A la tête de l’atelier bois depuis les débuts de La Belle Etoile en 1993, Philippe Devaud vient de prendre sa retraite et pose à travers un castelet de kamishibaï, l’objet phare écoulé à près de 2300 exemplaires en trente ans. ANTOINE VULLIOUD

CHÂTEL-ST-DENIS

Natif de Porsel, Philippe Devaud fait partie des pionniers de La Belle Etoile, à Châtel-Saint-Denis. A l’heure de la retraite, il revient sur cette aventure de trois décennies.

Le 2 août 1993, Philippe Devaud était l’un des deux premiers moniteurs à intégrer le bâtiment flambant neuf de La Belle Etoile, à Châtel-St-Denis. Vingt-neuf ans et quelques mois plus tard, il vient de déposer ses vernis, ses colles, sa visseuse et ses papiers à poncer pour transmettre les clés de l’atelier bois à ses successeurs.

«Je me souviens bien de ce premier jour, raconte le frais retraité. Je me suis retrouvé avec Stéphanie Thürler, la monitrice de la cuisine, à faire l’inventaire de la vaisselle.» Il en rigole. Le bâtiment sentait la peinture fraîche, les machines de la menuiserie brillaient de tous leurs feux. Elles sont toujours là, increvables.

«Le 16 août, les cinq premières personnes en situation de handicap sont arrivées. Je dois bien avouer que j’étais un peu perdu. Tout était à inventer. J’avais pris quelques bouts de planche et je leur ai montré comment planter des clous.» Un défi, assurément.

Trois décennies plus tard, il quitte une institution qui rayonne en Veveyse et qui prépare, comme chaque période de l ’avent, sa boutique de Noël, notamment ouverte en nocturne tous les mercredis jusqu’à 19 h.

La voie du bois

«Gamin, j’aurais voulu devenir dessinateur en bâtiment. Mais l’orienteur m’a dit que je courrais vers le chômage. Et que, si je choisissais ébéniste, je ne serais pas toute la journée derrière un bureau.» Pour avoir touché à la charpenterie dans le petit atelier de son grand-père, Philippe Devaud choisit la voie du bois. Il ne le regrettera jamais.

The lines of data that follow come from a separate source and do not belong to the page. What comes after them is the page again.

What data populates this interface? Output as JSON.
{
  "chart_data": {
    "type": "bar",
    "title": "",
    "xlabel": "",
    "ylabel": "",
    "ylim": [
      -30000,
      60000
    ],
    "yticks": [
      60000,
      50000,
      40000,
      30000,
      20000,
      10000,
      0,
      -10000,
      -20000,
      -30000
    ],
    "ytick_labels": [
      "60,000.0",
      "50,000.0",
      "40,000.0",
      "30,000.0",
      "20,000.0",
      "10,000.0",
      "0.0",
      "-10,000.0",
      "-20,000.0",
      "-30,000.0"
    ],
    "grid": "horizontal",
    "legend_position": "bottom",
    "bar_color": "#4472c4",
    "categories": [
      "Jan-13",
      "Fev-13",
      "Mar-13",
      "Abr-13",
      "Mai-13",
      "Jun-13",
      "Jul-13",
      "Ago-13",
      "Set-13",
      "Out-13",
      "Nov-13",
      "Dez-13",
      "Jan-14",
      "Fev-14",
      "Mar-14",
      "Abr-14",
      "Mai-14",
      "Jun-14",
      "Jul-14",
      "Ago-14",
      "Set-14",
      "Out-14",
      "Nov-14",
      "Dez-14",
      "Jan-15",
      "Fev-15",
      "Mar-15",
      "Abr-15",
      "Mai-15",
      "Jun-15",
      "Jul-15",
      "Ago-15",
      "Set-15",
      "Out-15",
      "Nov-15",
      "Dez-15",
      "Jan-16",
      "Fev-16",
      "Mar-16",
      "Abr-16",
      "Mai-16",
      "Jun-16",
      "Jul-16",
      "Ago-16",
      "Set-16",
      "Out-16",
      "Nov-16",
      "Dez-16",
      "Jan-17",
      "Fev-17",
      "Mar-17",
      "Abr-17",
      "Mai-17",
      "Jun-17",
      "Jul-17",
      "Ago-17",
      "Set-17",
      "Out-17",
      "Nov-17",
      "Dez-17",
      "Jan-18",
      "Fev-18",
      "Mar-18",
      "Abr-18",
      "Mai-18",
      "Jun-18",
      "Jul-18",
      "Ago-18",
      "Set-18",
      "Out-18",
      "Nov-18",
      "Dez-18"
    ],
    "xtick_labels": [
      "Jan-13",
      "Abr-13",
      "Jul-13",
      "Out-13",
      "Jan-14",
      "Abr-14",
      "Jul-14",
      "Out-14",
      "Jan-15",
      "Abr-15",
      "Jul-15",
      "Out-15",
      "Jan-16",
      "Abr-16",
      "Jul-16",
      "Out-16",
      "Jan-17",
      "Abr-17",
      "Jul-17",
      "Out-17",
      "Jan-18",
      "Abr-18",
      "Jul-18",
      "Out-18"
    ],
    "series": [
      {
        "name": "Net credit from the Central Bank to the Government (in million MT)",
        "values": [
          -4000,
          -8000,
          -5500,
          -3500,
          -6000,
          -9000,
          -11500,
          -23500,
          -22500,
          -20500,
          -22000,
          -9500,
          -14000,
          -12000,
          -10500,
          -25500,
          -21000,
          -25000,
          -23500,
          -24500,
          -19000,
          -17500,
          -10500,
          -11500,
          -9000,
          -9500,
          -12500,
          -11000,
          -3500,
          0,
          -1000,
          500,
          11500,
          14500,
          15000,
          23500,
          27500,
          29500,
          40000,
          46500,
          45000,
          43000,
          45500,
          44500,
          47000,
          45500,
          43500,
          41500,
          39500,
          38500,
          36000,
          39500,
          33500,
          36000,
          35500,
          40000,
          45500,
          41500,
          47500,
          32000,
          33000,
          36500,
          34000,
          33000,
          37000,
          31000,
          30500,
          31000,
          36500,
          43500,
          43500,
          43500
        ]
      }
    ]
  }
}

Après son apprentissage, il fait son compagnonnage durant nique, avant de rejoindre l ’entreprise de son frère, active dans la fabrication d’escaliers. A côté du job, il crée des jouets en bois, qu’il vend sur les marchés. «Un jour, Thierry Ulrich, le futur directeur de La Belle Etoile, m’a approché: “On lance notre atelier bois. Vous devriez postuler.”»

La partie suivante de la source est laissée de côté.